RICHMOND — Yes, it’s true that Virginia’s statehouse served as the capitol of a hostile breakaway confederacy that enslaved other humans and engaged in a bloody war with the United States.
But until Thursday, that was the only thing the federal government officially recognized as historic about the Virginia State Capitol.
And as any Virginian can tell you, at great length, there’s a whole lot more.
The feds are finally onboard with that, as the National Park Service has changed the State Capitol’s designation as a National Historic Landmark.
Now the Capitol is recognized for the full sweep of its historical and architectural significance, which goes far beyond one of the darkest periods in U.S. history.
To wit: It was designed by Thomas Jefferson (with the help of French architect Charles Louis Clérisseau).
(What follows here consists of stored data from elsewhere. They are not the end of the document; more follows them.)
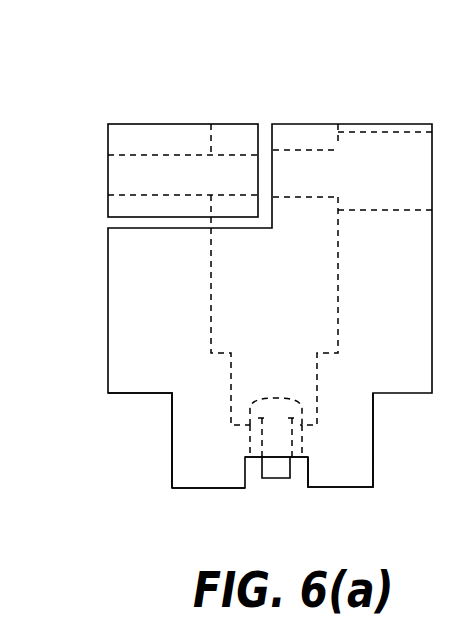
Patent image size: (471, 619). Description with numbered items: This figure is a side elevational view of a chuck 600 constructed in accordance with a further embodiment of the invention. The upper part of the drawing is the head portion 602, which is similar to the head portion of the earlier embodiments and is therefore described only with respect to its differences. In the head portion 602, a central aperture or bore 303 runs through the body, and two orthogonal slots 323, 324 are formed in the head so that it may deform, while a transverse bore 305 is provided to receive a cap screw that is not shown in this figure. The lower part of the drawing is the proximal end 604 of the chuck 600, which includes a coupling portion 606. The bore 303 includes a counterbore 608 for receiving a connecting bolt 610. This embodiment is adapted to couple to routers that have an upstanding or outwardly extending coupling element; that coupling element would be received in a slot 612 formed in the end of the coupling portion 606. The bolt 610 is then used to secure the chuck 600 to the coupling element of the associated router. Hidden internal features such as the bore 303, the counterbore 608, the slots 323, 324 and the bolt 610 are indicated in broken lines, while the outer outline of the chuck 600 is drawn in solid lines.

The chuck 600 is at (395, 100).
The transverse bore 305 is at (140, 156).
The orthogonal slot 323 is at (160, 229).
The orthogonal slot 324 is at (274, 137).
The central bore 303 is at (338, 285).
The head portion 602 is at (125, 320).
The proximal end 604 is at (158, 433).
The coupling portion 606 is at (183, 465).
The counterbore 608 is at (318, 403).
The connecting bolt 610 is at (282, 398).
The slot 612 is at (307, 480).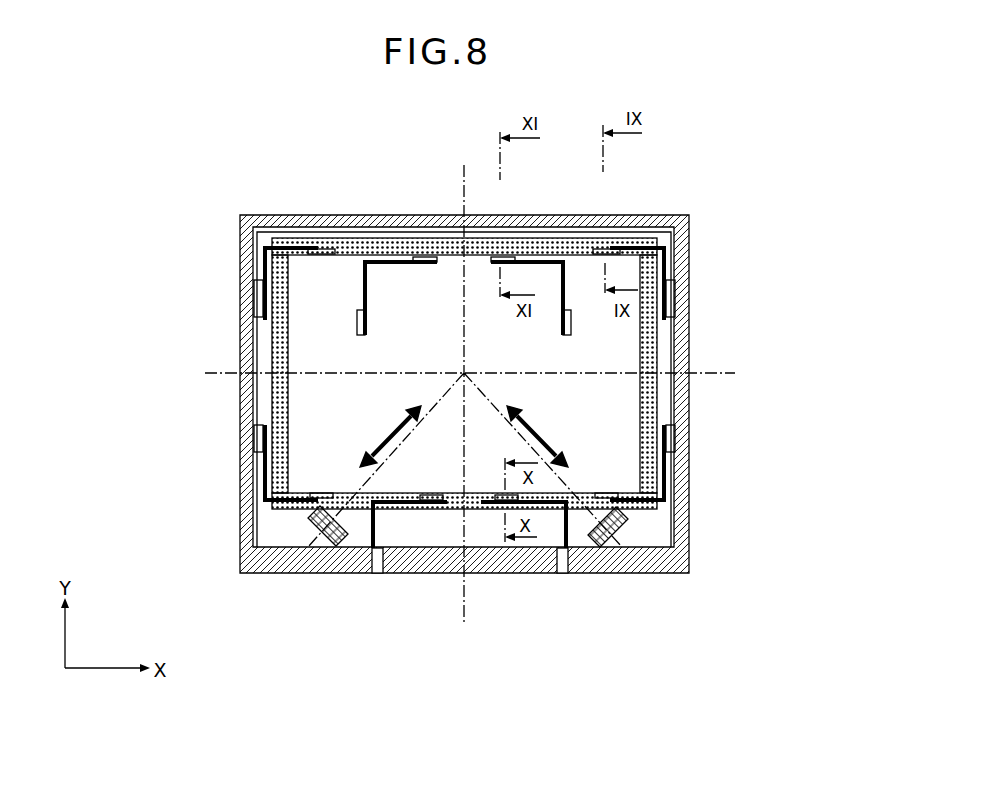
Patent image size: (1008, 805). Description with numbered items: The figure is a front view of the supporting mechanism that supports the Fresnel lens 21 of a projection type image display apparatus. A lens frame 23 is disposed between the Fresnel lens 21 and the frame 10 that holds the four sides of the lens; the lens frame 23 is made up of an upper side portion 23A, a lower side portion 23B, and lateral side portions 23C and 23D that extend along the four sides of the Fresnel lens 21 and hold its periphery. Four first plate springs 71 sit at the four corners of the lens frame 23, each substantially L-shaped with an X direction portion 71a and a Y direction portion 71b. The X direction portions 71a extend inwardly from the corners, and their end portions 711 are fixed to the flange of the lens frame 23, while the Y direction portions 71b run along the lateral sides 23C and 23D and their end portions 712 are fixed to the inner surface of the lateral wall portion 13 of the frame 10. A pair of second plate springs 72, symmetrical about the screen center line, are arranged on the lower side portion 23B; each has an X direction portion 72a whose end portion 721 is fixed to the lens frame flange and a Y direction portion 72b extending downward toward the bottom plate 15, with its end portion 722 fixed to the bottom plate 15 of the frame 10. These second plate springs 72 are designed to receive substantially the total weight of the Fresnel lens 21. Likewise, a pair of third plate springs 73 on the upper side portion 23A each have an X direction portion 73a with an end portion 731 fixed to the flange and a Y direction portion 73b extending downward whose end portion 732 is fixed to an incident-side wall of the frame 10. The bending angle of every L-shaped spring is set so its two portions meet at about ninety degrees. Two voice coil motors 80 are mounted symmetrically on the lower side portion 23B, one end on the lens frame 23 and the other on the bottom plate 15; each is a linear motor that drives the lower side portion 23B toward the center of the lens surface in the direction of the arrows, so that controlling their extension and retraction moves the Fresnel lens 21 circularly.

The frame 10 is at (454, 429).
The lateral wall portion 13 is at (245, 460).
The bottom plate 15 is at (298, 560).
The Fresnel lens 21 is at (588, 277).
The lens frame 23 is at (450, 339).
The upper side portion 23A is at (452, 263).
The lower side portion 23B is at (457, 497).
The lateral side portion 23C is at (274, 393).
The lateral side portion 23D is at (655, 393).
The first plate spring 71 is at (473, 361).
The X direction portion 71a is at (275, 248).
The Y direction portion 71b is at (264, 285).
The end portion 711 is at (320, 255).
The end portion 712 is at (457, 366).
The second plate spring 72 is at (462, 567).
The X direction portion 72a is at (413, 513).
The Y direction portion 72b is at (381, 520).
The end portion 721 is at (428, 496).
The end portion 722 is at (448, 667).
The third plate spring 73 is at (460, 232).
The X direction portion 73a is at (402, 258).
The Y direction portion 73b is at (370, 280).
The end portion 731 is at (425, 263).
The end portion 732 is at (358, 322).
The voice coil motor 80 is at (296, 530).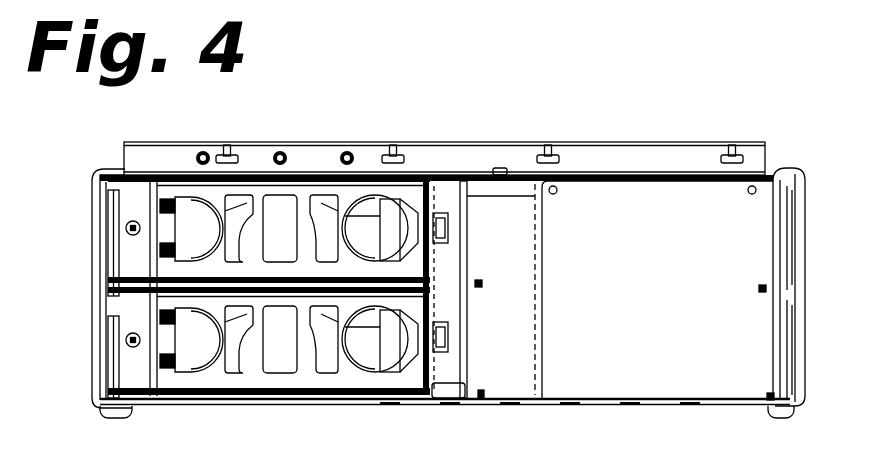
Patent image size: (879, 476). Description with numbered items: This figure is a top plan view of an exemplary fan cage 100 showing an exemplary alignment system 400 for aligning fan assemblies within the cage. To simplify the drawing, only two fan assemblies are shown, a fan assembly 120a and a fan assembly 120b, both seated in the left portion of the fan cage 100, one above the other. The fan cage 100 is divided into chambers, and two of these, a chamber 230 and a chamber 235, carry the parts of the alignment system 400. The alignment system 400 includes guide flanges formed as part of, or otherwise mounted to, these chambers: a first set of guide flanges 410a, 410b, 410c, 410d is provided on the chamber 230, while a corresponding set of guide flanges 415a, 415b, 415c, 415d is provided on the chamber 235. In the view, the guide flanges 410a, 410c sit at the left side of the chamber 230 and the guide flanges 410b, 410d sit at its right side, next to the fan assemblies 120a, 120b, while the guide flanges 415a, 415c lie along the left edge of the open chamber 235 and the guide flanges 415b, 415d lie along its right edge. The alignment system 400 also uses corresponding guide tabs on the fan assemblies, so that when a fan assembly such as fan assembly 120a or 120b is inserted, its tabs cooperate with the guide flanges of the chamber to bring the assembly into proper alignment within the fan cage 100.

The fan cage 100 is at (738, 141).
The fan assembly 120a is at (299, 175).
The fan assembly 120b is at (287, 404).
The chamber 230 is at (408, 196).
The chamber 235 is at (643, 208).
The alignment system 400 is at (527, 419).
The guide flange 410a is at (125, 287).
The guide flange 410b is at (435, 272).
The guide flange 410c is at (123, 394).
The guide flange 410d is at (437, 374).
The guide flange 415a is at (482, 287).
The guide flange 415b is at (762, 287).
The guide flange 415c is at (486, 394).
The guide flange 415d is at (770, 397).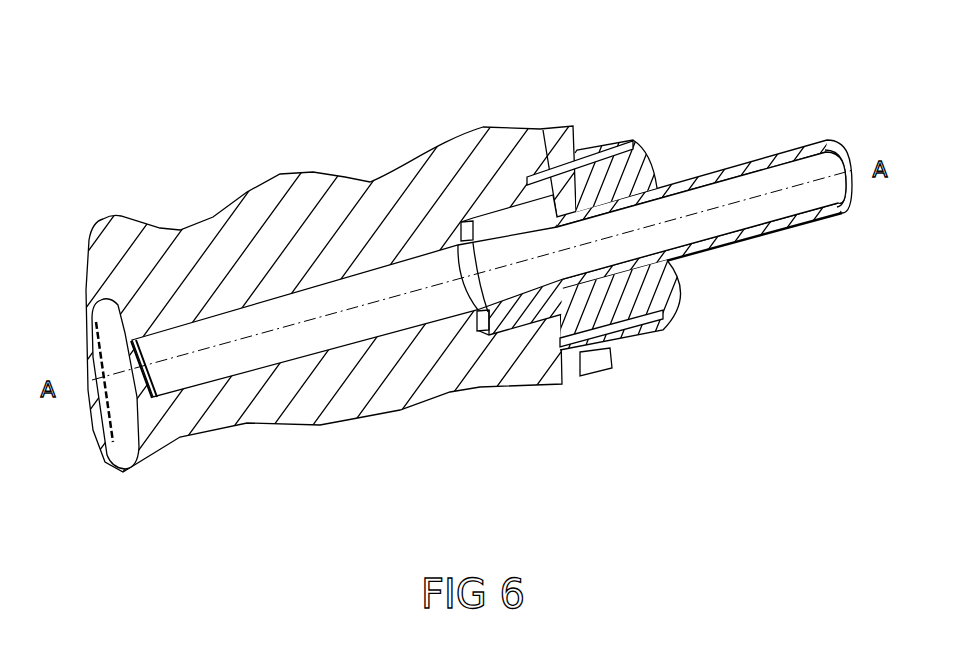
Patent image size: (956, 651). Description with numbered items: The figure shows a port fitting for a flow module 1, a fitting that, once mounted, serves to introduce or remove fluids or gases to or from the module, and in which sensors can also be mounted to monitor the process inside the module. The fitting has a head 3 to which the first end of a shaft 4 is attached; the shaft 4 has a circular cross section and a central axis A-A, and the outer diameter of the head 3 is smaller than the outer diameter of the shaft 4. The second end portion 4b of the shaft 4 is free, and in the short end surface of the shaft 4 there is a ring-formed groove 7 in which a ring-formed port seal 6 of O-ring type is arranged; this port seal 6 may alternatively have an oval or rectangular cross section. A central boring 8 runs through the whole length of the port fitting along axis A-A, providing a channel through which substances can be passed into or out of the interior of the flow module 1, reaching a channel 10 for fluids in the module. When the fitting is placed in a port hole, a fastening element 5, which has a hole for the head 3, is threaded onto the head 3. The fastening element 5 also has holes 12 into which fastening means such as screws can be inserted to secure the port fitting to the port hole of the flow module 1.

The flow module 1 is at (415, 377).
The head 3 is at (597, 207).
The shaft 4 is at (767, 237).
The second end portion 4b is at (487, 322).
The fastening element 5 is at (645, 143).
The port seal 6 is at (455, 237).
The ring-formed groove 7 is at (462, 222).
The central boring 8 is at (683, 223).
The channel 10 is at (120, 418).
The holes 12 is at (660, 337).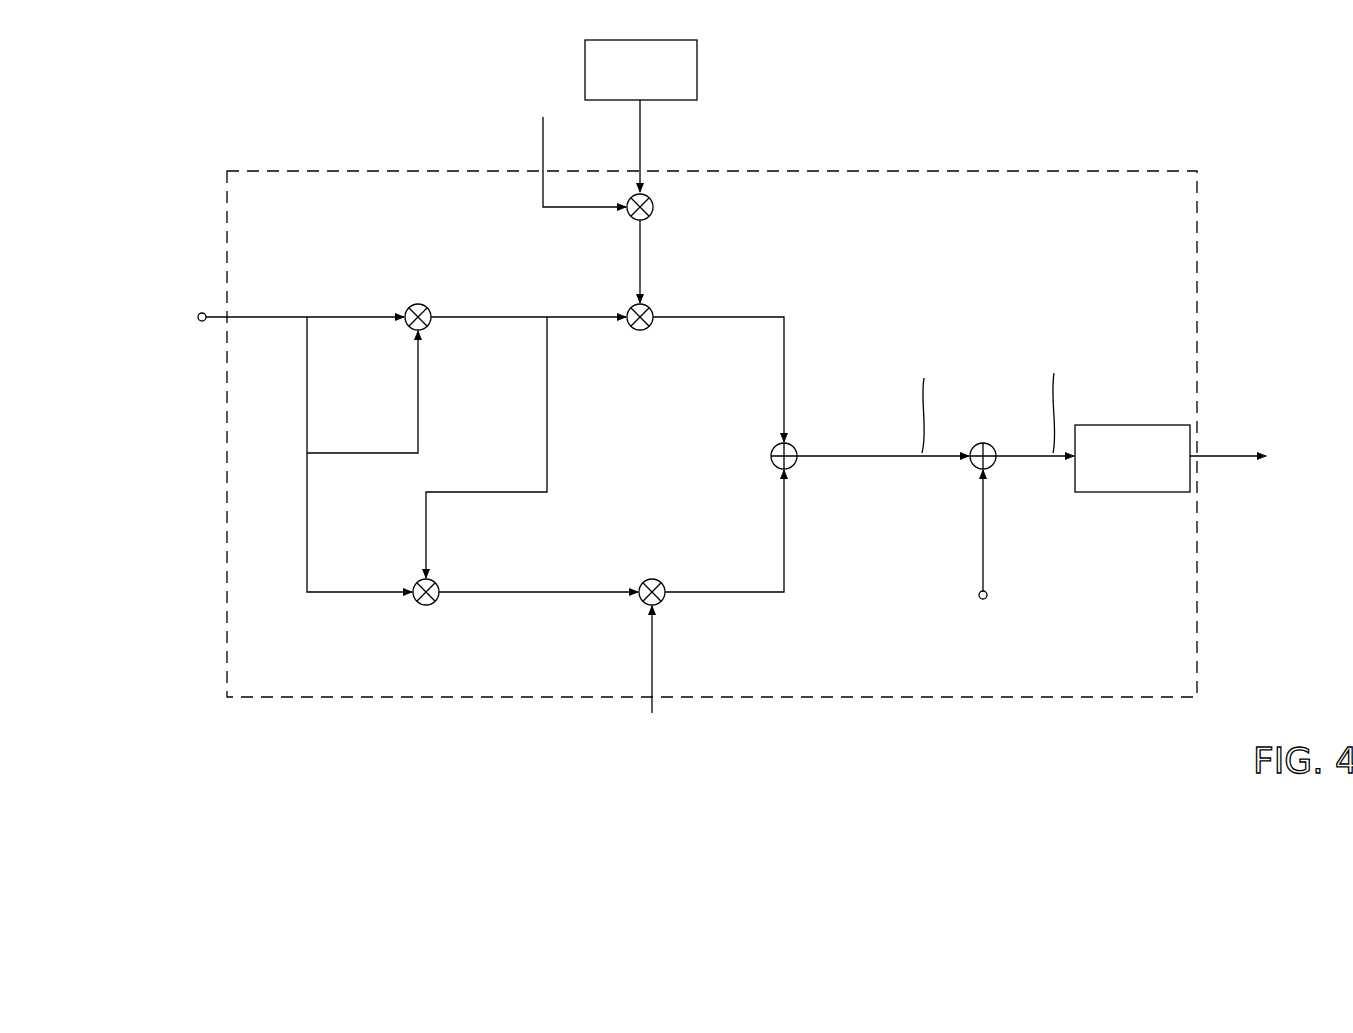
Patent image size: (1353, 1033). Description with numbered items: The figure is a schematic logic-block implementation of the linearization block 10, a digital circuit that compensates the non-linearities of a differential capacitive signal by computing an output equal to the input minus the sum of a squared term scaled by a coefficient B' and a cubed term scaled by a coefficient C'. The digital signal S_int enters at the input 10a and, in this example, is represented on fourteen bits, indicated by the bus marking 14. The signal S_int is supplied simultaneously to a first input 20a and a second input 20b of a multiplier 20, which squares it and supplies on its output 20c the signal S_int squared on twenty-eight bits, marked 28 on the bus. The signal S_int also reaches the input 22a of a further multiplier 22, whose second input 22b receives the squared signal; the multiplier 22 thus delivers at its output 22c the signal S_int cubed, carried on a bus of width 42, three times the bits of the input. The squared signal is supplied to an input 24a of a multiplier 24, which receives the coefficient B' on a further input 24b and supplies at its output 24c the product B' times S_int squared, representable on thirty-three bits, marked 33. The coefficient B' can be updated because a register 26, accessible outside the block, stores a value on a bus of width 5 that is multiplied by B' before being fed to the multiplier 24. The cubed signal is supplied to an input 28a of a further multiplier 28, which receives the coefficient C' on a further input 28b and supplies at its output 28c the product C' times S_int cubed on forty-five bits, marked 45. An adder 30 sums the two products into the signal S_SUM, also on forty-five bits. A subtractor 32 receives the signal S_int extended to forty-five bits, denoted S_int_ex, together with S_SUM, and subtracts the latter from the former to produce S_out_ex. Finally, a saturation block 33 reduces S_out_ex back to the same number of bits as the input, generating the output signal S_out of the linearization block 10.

The register bit count 5 is at (650, 130).
The linearization block 10 is at (370, 166).
The input 10a is at (200, 311).
The S_int bit count 14 is at (252, 330).
The multiplier 20 is at (418, 304).
The first input of multiplier 20a is at (406, 308).
The second input of multiplier 20b is at (428, 326).
The output of multiplier 20c is at (431, 310).
The further multiplier 22 is at (426, 606).
The input of further multiplier 22a is at (416, 603).
The second input of further multiplier 22b is at (437, 581).
The output of further multiplier 22c is at (440, 599).
The multiplier 24 is at (647, 329).
The input of multiplier 24a is at (630, 327).
The further input of multiplier 24b is at (650, 306).
The output of multiplier 24c is at (651, 326).
The register 26 is at (683, 45).
The further multiplier 28 is at (517, 330).
The input of further multiplier 28a is at (642, 603).
The further input of further multiplier 28b is at (662, 603).
The output of further multiplier 28c is at (664, 583).
The adder 30 is at (771, 454).
The subtractor 32 is at (984, 443).
The saturation block 33 is at (717, 330).
The S_int³ bit count 42 is at (517, 600).
The forty-five-bit representation 45 is at (858, 470).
Inspired by the symmetrical beauty of a Roman temple in France, the building ushered in the whole era of Neoclassical construction in American monumental buildings (you’re welcome, Washingtonians).
The cornerstone was laid in 1785, with Gov. Patrick “Give me liberty, or give me death” Henry in attendance. Its walls have seen the ratification of the Bill of Rights in 1791 and the treason trial of former vice president Aaron Burr in 1807, presided over by Chief Justice John Marshall.
Yes, Robert E. Lee assumed command of Virginia’s Confederate forces there, and Jefferson Davis was sworn in as president of the Confederate States. But the building was also the site of the swearing in of L. Douglas Wilder in 1990 as the first African American elected governor of any state.
The Confederate historic designation was awarded in 1960, when the country was poised to observe the centennial of the outbreak of the Civil War. Virginia had tried several times since then to have its recognition changed, without success.
So while the official change seems like semantics — the Park Service now designates the site as the “Virginia State Capitol” instead of as the “Capitol of the Confederacy” — it means a lot to a state trying to wrestle with the weight of its past.
As legislators convened in the building Wednesday for the 2017 session of the General Assembly, they were fond of noting that they are part of the oldest deliberative body in America — heirs to the House of Burgesses, which formed in Jamestown in 1619. State leaders were pleased that the change in national landmark status comes before 2019, the legislature’s 400th anniversary.